This. To be fair though there are some states in the US that have the populations of medium sized countries which could allow RL to develop along the lines of what’s being proposed in California and Texas.
Florida, Illinois, New York and Ohio etc to name just a few. Maybe concentrate on building an inter-state rivalry between the various cities and towns in that state instead of dreaming about some miracle US/North American professional competition that’s never going to happen unless some billionaire with a TV deal magic’s up out of nowhere.
The chances of this magic billionaire appearing is far more likely if there are more competitions like your California or Texas across the US, or maybe each of these regional competitions will one day turn into additional Conferences that feed into a National competition.
Anyway, whilst either of the above won't be happening anytime soon, I do hope that we see more of a regionalised / localised approach start to happen more across the US. For me, and I will admit that I'm following from afar, it has felt like Rugby League in the US has been too focused on just on the USARL (and previously AMNRL) Premiership.
By this I mean, any new teams or areas have been purely focused on trying to join that competition and nothing is done to help build the foundations below it, which has, in my opinion, stagnated the spreading of the code .
Even with both the Texas and California competitions, there are some rather ambitious plans, LA to SF for example is almost 6 hours driving, and whilst flights are cheap, they add up very quickly once you have 20-odd people flying regularly and are a lot to ask from amateur players for anymore than one offs, and even if you can get a few groups to commit to that, it then sets a high barrier for any new groups or teams to join (the same issue the East Coast competition has).
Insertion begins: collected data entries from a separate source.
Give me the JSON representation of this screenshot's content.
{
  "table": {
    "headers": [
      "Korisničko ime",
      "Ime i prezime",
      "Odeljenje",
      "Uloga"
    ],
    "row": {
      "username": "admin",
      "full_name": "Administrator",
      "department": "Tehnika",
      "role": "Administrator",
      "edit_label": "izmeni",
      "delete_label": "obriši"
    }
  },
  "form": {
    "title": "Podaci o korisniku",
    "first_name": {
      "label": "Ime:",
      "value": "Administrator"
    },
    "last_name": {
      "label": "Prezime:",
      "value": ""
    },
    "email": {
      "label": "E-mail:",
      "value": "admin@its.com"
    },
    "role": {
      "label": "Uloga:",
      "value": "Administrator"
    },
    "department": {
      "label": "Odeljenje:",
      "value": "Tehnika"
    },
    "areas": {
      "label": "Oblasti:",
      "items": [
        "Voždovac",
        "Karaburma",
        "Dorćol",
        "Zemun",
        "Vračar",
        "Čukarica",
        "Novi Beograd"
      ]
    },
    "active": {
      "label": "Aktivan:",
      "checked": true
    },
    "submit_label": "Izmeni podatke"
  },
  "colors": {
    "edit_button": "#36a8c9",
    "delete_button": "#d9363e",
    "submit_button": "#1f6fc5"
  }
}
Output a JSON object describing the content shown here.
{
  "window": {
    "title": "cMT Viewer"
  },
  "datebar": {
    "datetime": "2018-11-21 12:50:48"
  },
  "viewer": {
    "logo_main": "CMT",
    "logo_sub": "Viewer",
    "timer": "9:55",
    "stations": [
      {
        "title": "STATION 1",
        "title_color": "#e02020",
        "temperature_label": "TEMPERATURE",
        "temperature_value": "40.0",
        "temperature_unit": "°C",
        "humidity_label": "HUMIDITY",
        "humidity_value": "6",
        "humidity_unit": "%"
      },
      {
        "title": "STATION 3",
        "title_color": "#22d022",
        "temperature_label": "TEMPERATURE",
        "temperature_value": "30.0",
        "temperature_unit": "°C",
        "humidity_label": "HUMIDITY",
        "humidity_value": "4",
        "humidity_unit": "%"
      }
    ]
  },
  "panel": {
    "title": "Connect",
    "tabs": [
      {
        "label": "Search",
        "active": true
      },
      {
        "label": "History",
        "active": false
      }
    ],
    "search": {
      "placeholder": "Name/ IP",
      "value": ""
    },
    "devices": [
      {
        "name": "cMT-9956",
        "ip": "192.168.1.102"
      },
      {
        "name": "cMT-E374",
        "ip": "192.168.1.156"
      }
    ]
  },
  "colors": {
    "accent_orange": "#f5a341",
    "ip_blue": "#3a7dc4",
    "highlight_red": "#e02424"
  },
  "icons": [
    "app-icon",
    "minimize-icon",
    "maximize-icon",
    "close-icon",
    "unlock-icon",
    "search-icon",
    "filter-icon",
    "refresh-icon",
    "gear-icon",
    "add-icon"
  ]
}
I hope for California, part of its mid-term plans to grow are to more break into sub-conferences, centred around SF and LA, versus everyone trying to play each other. From SF, the likes of Oakland, San Jose, Sacramento are all big cities which are within 2 hours of each other, whilst LA to San Diego is the same.
A setup like that would make it far easier for new clubs to pop up and to join or to start to build out reserve grade or age group teams below the top tier.